The “Climate Tracker” is the first publicly-available analysis of its kind. It incorporates results of a model prepared by Columbia Climate Center researchers that estimates the impacts on carbon emissions of each of 270 major climate policies, and aggregates them at country, regional and global levels. The “Climate Tracker” provides a risk rating of countries and regions based on their relative attractiveness to investors. It is designed to help investors identify the best risk-adjusted returns in climate change investment opportunities around the world.

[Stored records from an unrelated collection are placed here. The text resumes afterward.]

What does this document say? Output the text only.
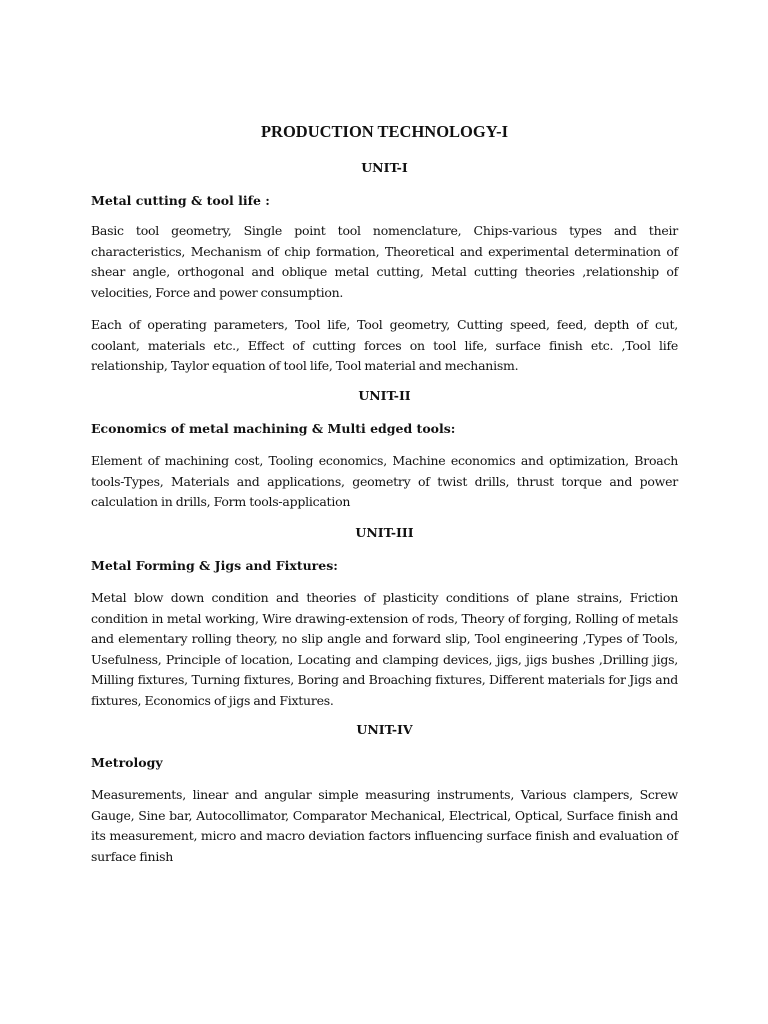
PRODUCTION TECHNOLOGY-I
UNIT-I
Metal cutting & tool life :

Basic tool geometry, Single point tool nomenclature, Chips-various types and their characteristics, Mechanism of chip formation, Theoretical and experimental determination of shear angle, orthogonal and oblique metal cutting, Metal cutting theories ,relationship of velocities, Force and power consumption.

Each of operating parameters, Tool life, Tool geometry, Cutting speed, feed, depth of cut, coolant, materials etc., Effect of cutting forces on tool life, surface finish etc. ,Tool life relationship, Taylor equation of tool life, Tool material and mechanism.

UNIT-II
Economics of metal machining & Multi edged tools:

Element of machining cost, Tooling economics, Machine economics and optimization, Broach tools-Types, Materials and applications, geometry of twist drills, thrust torque and power calculation in drills, Form tools-application

UNIT-III
Metal Forming & Jigs and Fixtures:

Metal blow down condition and theories of plasticity conditions of plane strains, Friction condition in metal working, Wire drawing-extension of rods, Theory of forging, Rolling of metals and elementary rolling theory, no slip angle and forward slip, Tool engineering ,Types of Tools, Usefulness, Principle of location, Locating and clamping devices, jigs, jigs bushes ,Drilling jigs, Milling fixtures, Turning fixtures, Boring and Broaching fixtures, Different materials for Jigs and fixtures, Economics of jigs and Fixtures.

UNIT-IV
Metrology

Measurements, linear and angular simple measuring instruments, Various clampers, Screw Gauge, Sine bar, Autocollimator, Comparator Mechanical, Electrical, Optical, Surface finish and its measurement, micro and macro deviation factors influencing surface finish and evaluation of surface finish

Highlights of the research include the following:
- Even if current and select proposed policies were to make their maximum possible impact, emissions in 2020 would still exceed the amount needed to limit the average world temperature increase to 2 degrees C. To meet such a goal, emissions would need to be reduced further, by an amount equivalent to the current annual emissions of the U.S. economy.
- More capital is required to mobilize climate change industries, and more action by government is required to attract capital. Investors are most attracted to countries and regions with comprehensive, integrated government plans that are supported by strong incentives, such as feed-in tariffs.
- Governments must create transparent, long-term, and certain policies to attract capital. While the carbon markets may offer long term solutions, at present investors are driven by on-the-ground mandates and incentives.
- Energy efficiency could help deliver significant reductions in emissions. Since efficiency provides savings in the long-term, it is essential that governments tackle market failures to encourage capital deployment in this area.
"What investors want is Transparency, Longevity and Certainty – “TLC” – in policy regimes to mobilize capital," said Kevin Parker, Global Head of DeAM and member of Deutsche Bank’s Group Executive Committee. “Many major emitters such as the US and the UK do not have enough “TLC” in their policy frameworks. Our rankings show that China has a lower risk for climate change investors, as does Germany, but the research also shows that in order to avoid catastrophic climate change, all countries will have to do more to encourage investment.”
"Carbon markets may provide policy support to investors in the long term. However, for the foreseeable future, investors will be focused on mandates and incentives,” said Mark Fulton, Global Head of Climate Change Investment Research at DeAM. “We believe that appropriately-designed and budgeted feed-in tariffs have demonstrated their ability to deliver scale.”